Combinations of Prior Art References and Motivation for Combination:

A PHOSITA would have been motivated to combine U.S. patent application Ser. No. 11/327,799 (P1) with the general knowledge in the art regarding channel estimation and adaptive transmission in wireless communication systems.

1. Teachings of P1: P1 clearly teaches the core concept of transmitting data symbols from multiple antennas with applied delays and gains to achieve artificial frequency diversity. This directly addresses the elements of transmitting processed data symbols with delays and gains from two antenna ports, as recited in Claims 1 and 6.

2. General Knowledge in the Art (Channel Estimation and Adaptive Transmission): At the priority date of US9001774 (April 21, 2005), it was a well-established practice in wireless communication systems, especially OFDM/OFDMA networks, to:

   • Transmit pilot signals (also known as training sequences or reference signals) from base stations to allow subscriber stations to estimate the wireless channel characteristics. The US9001774 patent itself lists "pilot" as a prior art keyword.
   • Perform channel estimation based on received signals (including pilot signals or uplink signals).
   • Use channel estimates to adapt various transmission parameters (e.g., modulation, coding rate, power, spatial processing parameters) to optimize system performance (e.g., throughput, reliability, spectral efficiency). This concept is broadly known as adaptive transmission or link adaptation.
   • Utilize feedback mechanisms, where a subscriber station estimates channel conditions and reports channel state information (CSI) or recommended transmission parameters back to the base station via an uplink signal. Alternatively, in TDD systems, channel reciprocity could be used, where the base station estimates the downlink channel from an uplink signal.

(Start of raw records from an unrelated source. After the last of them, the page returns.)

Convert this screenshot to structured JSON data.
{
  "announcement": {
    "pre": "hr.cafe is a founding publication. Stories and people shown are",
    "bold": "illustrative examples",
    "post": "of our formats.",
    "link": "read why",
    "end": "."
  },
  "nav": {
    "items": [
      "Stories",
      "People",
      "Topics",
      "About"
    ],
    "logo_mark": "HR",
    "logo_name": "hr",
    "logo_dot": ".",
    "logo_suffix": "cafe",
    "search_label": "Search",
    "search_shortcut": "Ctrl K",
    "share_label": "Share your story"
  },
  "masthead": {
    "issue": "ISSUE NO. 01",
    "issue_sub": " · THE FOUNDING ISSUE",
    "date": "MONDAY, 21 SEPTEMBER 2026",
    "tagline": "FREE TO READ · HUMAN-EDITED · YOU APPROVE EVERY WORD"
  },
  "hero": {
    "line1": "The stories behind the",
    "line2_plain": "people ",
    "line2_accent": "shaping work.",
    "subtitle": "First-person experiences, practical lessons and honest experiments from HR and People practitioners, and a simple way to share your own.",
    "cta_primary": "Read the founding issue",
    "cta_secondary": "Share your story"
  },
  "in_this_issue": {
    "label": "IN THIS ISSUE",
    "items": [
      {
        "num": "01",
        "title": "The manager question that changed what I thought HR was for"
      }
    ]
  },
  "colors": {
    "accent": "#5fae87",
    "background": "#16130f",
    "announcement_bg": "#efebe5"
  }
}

3. Motivation for Combination: The motivation for combining these elements is explicitly stated in the "BACKGROUND OF THE INVENTION" section of US9001774 itself. The patent identifies the problem that P1's delay diversity scheme, while introducing artificial frequency diversity, lacks a mechanism for optimally selecting the "delay values and the gain values" based on dynamic channel conditions, such as "user channel type and the mobile speed". The patent then explicitly states that "To accomplish this, channel estimation is performed and the symbol processing parameters are determined based on the channel estimates and mobile speed."

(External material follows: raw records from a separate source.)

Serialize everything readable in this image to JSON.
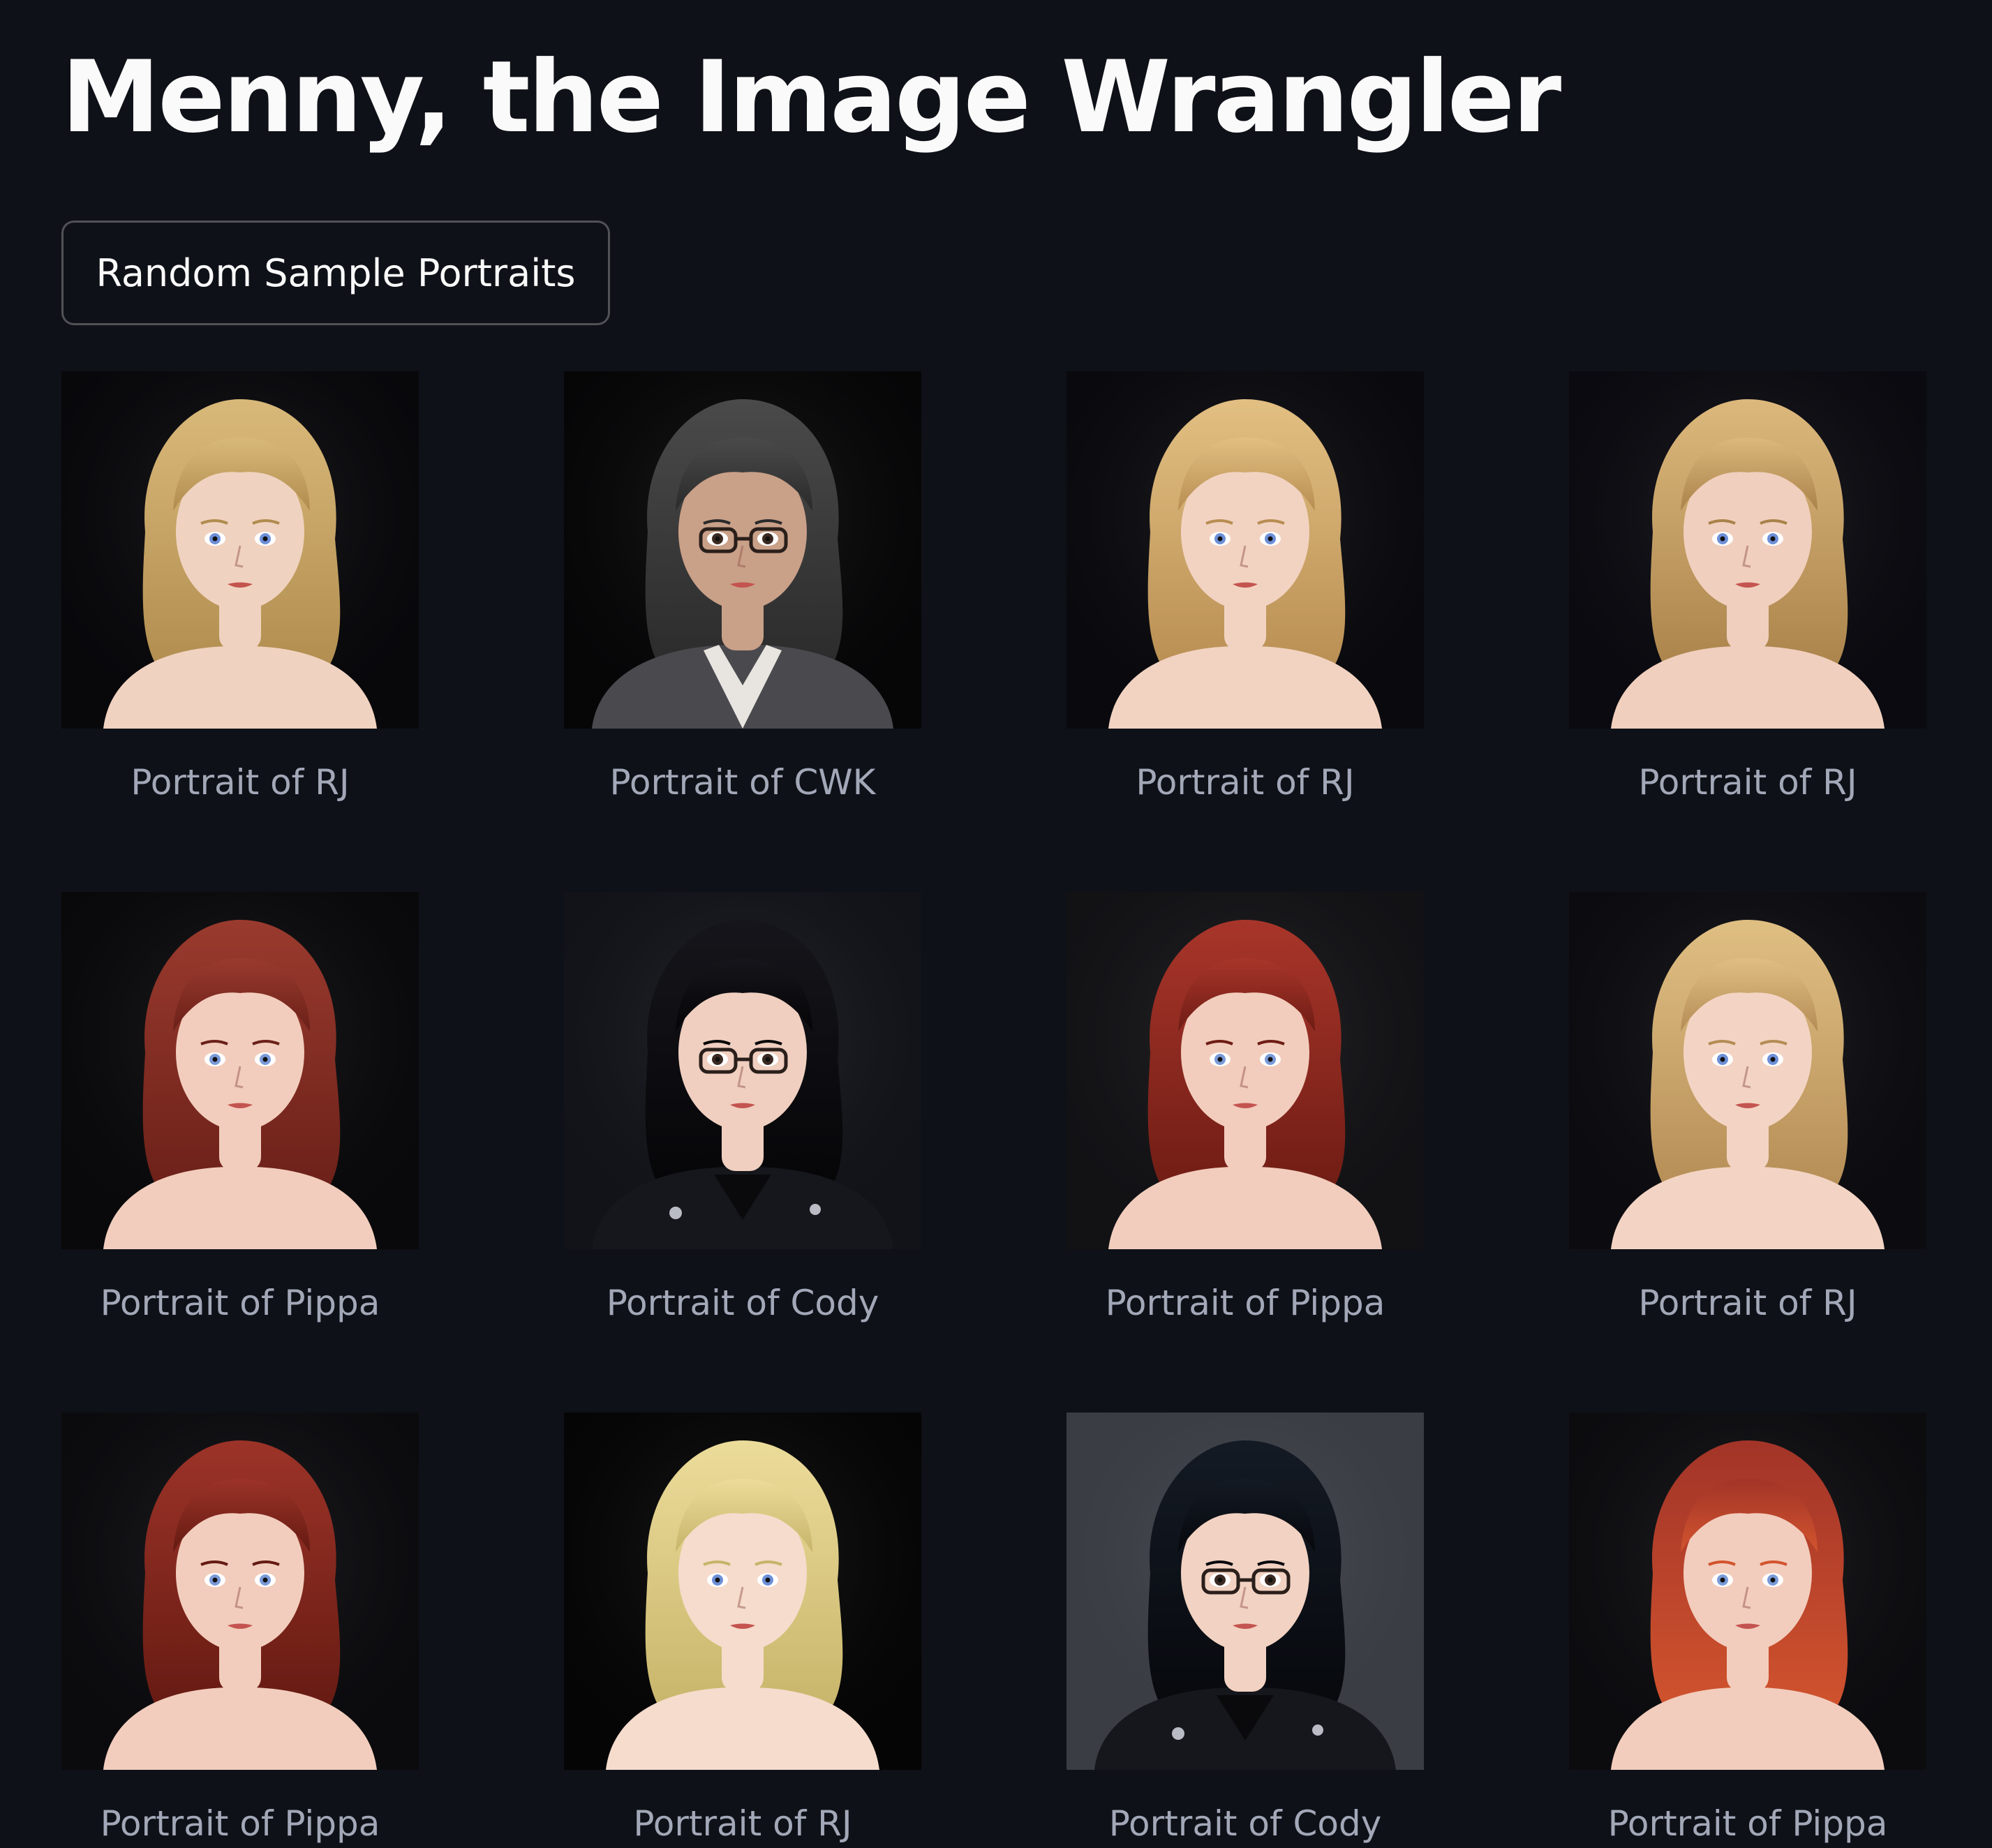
{
  "app": {
    "title": "Menny, the Image Wrangler"
  },
  "controls": {
    "random_sample_label": "Random Sample Portraits"
  },
  "gallery": {
    "items": [
      {
        "caption": "Portrait of RJ",
        "hair": "#d9b97a",
        "hair_dark": "#b08c4e",
        "bg": "#08080b",
        "skin": "#f0d2c0",
        "glasses": false,
        "jacket": "none",
        "eye": "#6d8fd8"
      },
      {
        "caption": "Portrait of CWK",
        "hair": "#4a4a4a",
        "hair_dark": "#2a2a2a",
        "bg": "#060607",
        "skin": "#c9a088",
        "glasses": true,
        "jacket": "gray",
        "eye": "#3b2a22"
      },
      {
        "caption": "Portrait of RJ",
        "hair": "#e2bf82",
        "hair_dark": "#b88d52",
        "bg": "#0a0a0e",
        "skin": "#f2d3c2",
        "glasses": false,
        "jacket": "none",
        "eye": "#6d8fd8"
      },
      {
        "caption": "Portrait of RJ",
        "hair": "#dcb87c",
        "hair_dark": "#a9824a",
        "bg": "#0a0a10",
        "skin": "#f0cfbe",
        "glasses": false,
        "jacket": "none",
        "eye": "#6d8fd8"
      },
      {
        "caption": "Portrait of Pippa",
        "hair": "#9a3a2e",
        "hair_dark": "#6a2018",
        "bg": "#09090b",
        "skin": "#f2cdbd",
        "glasses": false,
        "jacket": "none",
        "eye": "#7a9ad8"
      },
      {
        "caption": "Portrait of Cody",
        "hair": "#15151b",
        "hair_dark": "#050507",
        "bg": "#111319",
        "skin": "#f0cfc0",
        "glasses": true,
        "jacket": "black",
        "eye": "#3b2a22"
      },
      {
        "caption": "Portrait of Pippa",
        "hair": "#a8352a",
        "hair_dark": "#6e1c14",
        "bg": "#121215",
        "skin": "#f2cdbd",
        "glasses": false,
        "jacket": "none",
        "eye": "#7a9ad8"
      },
      {
        "caption": "Portrait of RJ",
        "hair": "#e0bf83",
        "hair_dark": "#b48c55",
        "bg": "#0c0c10",
        "skin": "#f3d4c4",
        "glasses": false,
        "jacket": "none",
        "eye": "#6d8fd8"
      },
      {
        "caption": "Portrait of Pippa",
        "hair": "#9c3328",
        "hair_dark": "#641a12",
        "bg": "#0b0b0e",
        "skin": "#f2cdbd",
        "glasses": false,
        "jacket": "none",
        "eye": "#7a9ad8"
      },
      {
        "caption": "Portrait of RJ",
        "hair": "#ecdc9a",
        "hair_dark": "#c7b46a",
        "bg": "#050505",
        "skin": "#f5dccd",
        "glasses": false,
        "jacket": "none",
        "eye": "#6d8fd8"
      },
      {
        "caption": "Portrait of Cody",
        "hair": "#141a24",
        "hair_dark": "#06080c",
        "bg": "#3a3d44",
        "skin": "#f2d2c2",
        "glasses": true,
        "jacket": "black",
        "eye": "#3b2a22"
      },
      {
        "caption": "Portrait of Pippa",
        "hair": "#a23428",
        "hair_dark": "#d2542e",
        "bg": "#0c0c0f",
        "skin": "#f2cdbd",
        "glasses": false,
        "jacket": "none",
        "eye": "#7a9ad8"
      }
    ]
  }
}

Therefore, a PHOSITA, aware of P1's delay diversity technique and the inherent challenge of optimizing its parameters, would have been directly motivated to apply conventional channel estimation and adaptive transmission principles. It would have been obvious to:

• Use standard pilot signals (transmitted as in Claim 1 or received as in Claim 6) to perform channel estimation.
• Determine the "processing parameter" (gains and delays, as described in P1, or their frequency-domain equivalent, phase rotation, as acknowledged in the patent's detailed description) based on these channel estimates.
• Either feed these determined parameters back to the base station via an uplink signal (as inferred from Claim 1, "receiving an uplink signal") or have the base station determine them from an uplink signal, for use in processing downlink data transmissions.
• Demodulate data symbols at the receiver using the knowledge of these parameters and the pilot signals (as in Claim 6).

The combination would yield a predictable improvement by making the delay diversity scheme adaptive and more efficient under varying channel conditions, directly addressing the "need" identified by the patent itself. The inclusion of "phase rotation" as a parameter would also be obvious, as the patent explains that a time delay in the time domain translates to a phase rotation in the frequency domain, a fundamental concept in OFDM systems.